Monday, September 14, 2015

X_X's "Albert Ayler's Ghosts Live at the Yellow Ghetto"

X_X (here confusingly billed as "X the Jazz Destroyers X," but wait -- there's a footnote) existed for a brief moment at the cleavage between '70s and '80s, while John D. Morton (who, as every Velvets to Voidoids reader knows, originated the "art terrorism" approach with the legendary, high-concept/low gig Electric Eels) was waiting to unass his native Cleveland for (where else?) NYC. They released a couple of posthumous singles, then decided to reform in the wake of an archival release (X STICKY FINGERS X, on Ektro) in 2014. Besides original members Morton and Andrew Klimeyk, the current lineup also includes bassist Craig Bell, who played with the Eels' proto-punk familiars, Mirrors and Rocket from the Tombs.
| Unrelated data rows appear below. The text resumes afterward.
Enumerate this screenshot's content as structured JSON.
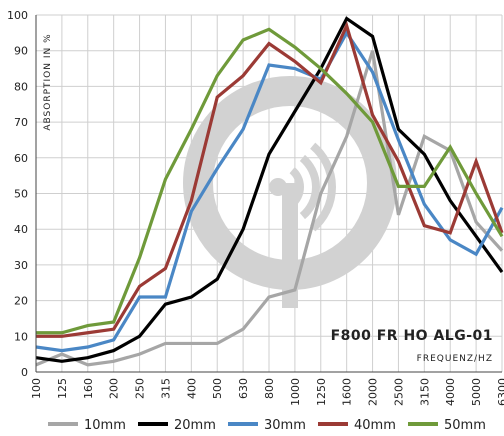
{
  "chart_data": {
    "type": "line",
    "title": "F800 FR HO ALG-01",
    "xlabel": "FREQUENZ/HZ",
    "ylabel": "ABSORPTION IN %",
    "ylim": [
      0,
      100
    ],
    "yticks": [
      0,
      10,
      20,
      30,
      40,
      50,
      60,
      70,
      80,
      90,
      100
    ],
    "grid": true,
    "legend_position": "bottom",
    "categories": [
      "100",
      "125",
      "160",
      "200",
      "250",
      "315",
      "400",
      "500",
      "630",
      "800",
      "1000",
      "1250",
      "1600",
      "2000",
      "2500",
      "3150",
      "4000",
      "5000",
      "6300"
    ],
    "series": [
      {
        "name": "10mm",
        "color": "#a6a6a6",
        "values": [
          2,
          5,
          2,
          3,
          5,
          8,
          8,
          8,
          12,
          21,
          23,
          50,
          66,
          90,
          44,
          66,
          62,
          42,
          34
        ]
      },
      {
        "name": "20mm",
        "color": "#000000",
        "values": [
          4,
          3,
          4,
          6,
          10,
          19,
          21,
          26,
          40,
          61,
          73,
          85,
          99,
          94,
          68,
          61,
          48,
          38,
          28
        ]
      },
      {
        "name": "30mm",
        "color": "#4a87c5",
        "values": [
          7,
          6,
          7,
          9,
          21,
          21,
          45,
          57,
          68,
          86,
          85,
          82,
          95,
          84,
          65,
          47,
          37,
          33,
          46
        ]
      },
      {
        "name": "40mm",
        "color": "#9b3a35",
        "values": [
          10,
          10,
          11,
          12,
          24,
          29,
          48,
          77,
          83,
          92,
          87,
          81,
          97,
          72,
          59,
          41,
          39,
          59,
          39
        ]
      },
      {
        "name": "50mm",
        "color": "#6f9a3a",
        "values": [
          11,
          11,
          13,
          14,
          32,
          54,
          68,
          83,
          93,
          96,
          91,
          85,
          78,
          70,
          52,
          52,
          63,
          50,
          38
        ]
      }
    ]
  }
}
Albert Ayler's Ghosts Live at the Yellow Ghetto appears, in LP and CD editions, in the initial volley of estimable indie Smog Veil's "Platters du Cuyahoga" series -- yet another worthy installment in said label's ongoing documentation of Clevo's illustrious and muy incestuous music underground -- along with the Robert Bensick Band's French Pictures in London (1975) and the Mr. Stress Blues Band's Live at the Brick Cottage 1972-1973.

"I Am An Instrument" opens things ominously, with some dark atmospherics and musique concrete weirdness reiminiscent of fellow Midwesterners Destroy All Monsters before they added the ex-Stooges/MC5 members. Then Bell and drummer M.A. Harris kick off "The Social Whirlpool" with a groove reminicent of Ornette's Prime Time ca. Of Human Feelings before Morton and Klimeyk jump in with waves of bracingly abrasive guitar skronk and snottily intoned anomie. X_X's sound encompasses brittle textures that constantly totter on the edge of feedback, industrial noise that includes actual power tools (long a Morton trademark), and the ugly beauty of free jazz at its most aleatoric (including an actual cover of Ayler's "Ghosts").

Most of the rawk action is on the second vinyl side. Pick to click here is "Transmography," which starts out with a drum intro that's a distended version of the one from the Damned's "New Rose" and overlays it with layers of teeth-grinding, white-noise fury like the Velvets and MC5 only dreamed of. "My Terranean Home" deconstructs and reassembles Dylan's "Subterranean Homesick Blues"; elsewhere, they take the piss out of Old Neil the same way Cobain did the Youngbloods (proving, I suppose, that they're '60s guys). "Felt Hammer" almost comes across as "Transmography (Slight Return)," but it ends things on a satisfying note. If you're a listener who likes to be physically pummeled by energy in musical form, you'll want to experience this. Proof positive, as if any more were needed, that Ohio is the secret music capital of America.